Over the past decade, mining companies have taken an interest in the region’s mineral wealth and gradually established a larger footprint in Makelele’s village. This brought about challenges for local populations, as the environment began to be impacted adversely by mining activities. Many were dispossessed of their crops and land, sometimes without fair compensation, while others were resettled to other communities. Community members who publicly challenged the negative consequences were being arrested. Eventually, Makelele and other advocates realized that limited governmental oversight and poor legislative standards would make addressing these challenges difficult, especially since foreign interest in the region’s mineral wealth had already begun sparking intra-community conflict. Community consultation processes created opportunities for individual chiefs and elders to advanced their own self-interests—rather than facilitating an inclusive process—when negotiating with mining companies.
Makelele says that initially he had hoped that the advent of industrial mining would foster social and economic development, create jobs for locals and ultimately help combat poverty in surrounding communities. After experiencing firsthand the projects’ adverse effects on his community, however, he sought opportunities to voice his concerns before company representatives and local government officials. It was not an easy task. Makelele says, “I lacked the knowledge necessary to better understand my rights and did not feel that I was well equipped to discuss or negotiate with the company.” He adds that his limited understanding of his and his community’s rights made it difficult for him to convince company representatives to address community concerns. The meetings, he says, “were usually vague and ended with false promises.”

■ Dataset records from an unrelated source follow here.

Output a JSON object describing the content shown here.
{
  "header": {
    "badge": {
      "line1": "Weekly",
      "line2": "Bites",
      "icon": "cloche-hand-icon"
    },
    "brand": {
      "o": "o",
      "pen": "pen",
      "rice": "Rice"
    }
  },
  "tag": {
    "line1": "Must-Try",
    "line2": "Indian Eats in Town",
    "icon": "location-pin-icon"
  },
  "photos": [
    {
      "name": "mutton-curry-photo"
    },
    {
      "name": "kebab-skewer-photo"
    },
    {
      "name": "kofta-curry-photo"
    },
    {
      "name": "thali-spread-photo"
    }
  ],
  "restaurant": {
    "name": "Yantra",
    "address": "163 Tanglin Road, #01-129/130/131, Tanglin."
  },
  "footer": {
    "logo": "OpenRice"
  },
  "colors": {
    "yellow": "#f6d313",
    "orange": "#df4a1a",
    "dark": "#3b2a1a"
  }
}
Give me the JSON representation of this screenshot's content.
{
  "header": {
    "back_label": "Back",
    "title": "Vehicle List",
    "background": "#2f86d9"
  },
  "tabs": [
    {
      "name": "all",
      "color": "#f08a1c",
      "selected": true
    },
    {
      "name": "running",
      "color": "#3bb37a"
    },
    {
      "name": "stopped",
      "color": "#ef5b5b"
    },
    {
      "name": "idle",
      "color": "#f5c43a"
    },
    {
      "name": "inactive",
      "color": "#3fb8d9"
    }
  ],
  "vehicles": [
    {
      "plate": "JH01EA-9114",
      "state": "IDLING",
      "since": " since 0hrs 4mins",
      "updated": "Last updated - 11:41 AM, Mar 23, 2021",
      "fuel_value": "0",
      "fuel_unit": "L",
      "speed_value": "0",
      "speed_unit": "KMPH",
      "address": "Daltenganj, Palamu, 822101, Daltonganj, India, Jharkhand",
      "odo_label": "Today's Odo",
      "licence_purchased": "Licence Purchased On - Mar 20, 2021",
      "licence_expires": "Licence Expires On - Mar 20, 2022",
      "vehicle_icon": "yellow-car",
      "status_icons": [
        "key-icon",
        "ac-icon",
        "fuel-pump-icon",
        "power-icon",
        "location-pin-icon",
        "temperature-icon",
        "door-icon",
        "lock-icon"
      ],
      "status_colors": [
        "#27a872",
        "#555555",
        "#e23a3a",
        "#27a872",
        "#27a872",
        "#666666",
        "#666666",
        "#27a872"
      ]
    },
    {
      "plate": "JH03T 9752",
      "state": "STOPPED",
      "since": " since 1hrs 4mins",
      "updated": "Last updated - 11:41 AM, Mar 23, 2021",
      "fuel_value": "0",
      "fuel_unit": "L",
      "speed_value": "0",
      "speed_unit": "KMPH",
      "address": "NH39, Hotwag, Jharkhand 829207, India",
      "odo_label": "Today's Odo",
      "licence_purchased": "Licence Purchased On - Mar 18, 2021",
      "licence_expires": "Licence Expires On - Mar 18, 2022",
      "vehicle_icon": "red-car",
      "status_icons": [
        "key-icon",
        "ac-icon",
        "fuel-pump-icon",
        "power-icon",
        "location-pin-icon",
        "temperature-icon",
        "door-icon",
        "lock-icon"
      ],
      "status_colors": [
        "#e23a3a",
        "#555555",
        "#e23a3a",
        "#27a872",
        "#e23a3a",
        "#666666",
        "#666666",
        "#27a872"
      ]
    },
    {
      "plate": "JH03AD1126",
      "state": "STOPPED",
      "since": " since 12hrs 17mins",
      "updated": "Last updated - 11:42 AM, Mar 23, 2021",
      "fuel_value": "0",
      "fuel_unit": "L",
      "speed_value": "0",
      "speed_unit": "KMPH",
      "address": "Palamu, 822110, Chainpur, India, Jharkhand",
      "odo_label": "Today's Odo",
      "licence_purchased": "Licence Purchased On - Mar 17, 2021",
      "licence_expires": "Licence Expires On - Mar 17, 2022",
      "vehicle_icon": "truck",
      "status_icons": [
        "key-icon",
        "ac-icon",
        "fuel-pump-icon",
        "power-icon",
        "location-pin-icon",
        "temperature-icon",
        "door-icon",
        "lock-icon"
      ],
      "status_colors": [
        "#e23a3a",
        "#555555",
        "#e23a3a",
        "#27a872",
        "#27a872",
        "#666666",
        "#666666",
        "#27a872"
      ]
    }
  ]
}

In May 2013, Makelele, along with 20 community members from the eastern DRC, participated in a series of trainings the ABA Rule of Law Initiative (ABA ROLI) organized to empower local leaders to better advocate for their communities. The workshops focused on the rights of mining-affected communities under Congolese law as well as international standards. Discussions emphasized the right to an adequate standard of living, including the right to food and water; the right to land; the right to development; and the right to participation and information. ABA ROLI also trained community leaders to recognize and document human rights violations, and to lobby government agencies and mining companies for their communities’ human rights and sustainable development needs.
Makelele says that the trainings have helped him to start a more comprehensive dialogue with the mining company. “Since the trainings, I’ve been invited by company representatives to discuss the issues affecting my community. I believe that the company has finally realized the importance of working in collaboration with the community, rather than against it.”
Makelele says that the trainings have provided him with the “vision of a hound dog,” and that he will continue to utilize his newly acquired skills to identify human rights violations and to address them.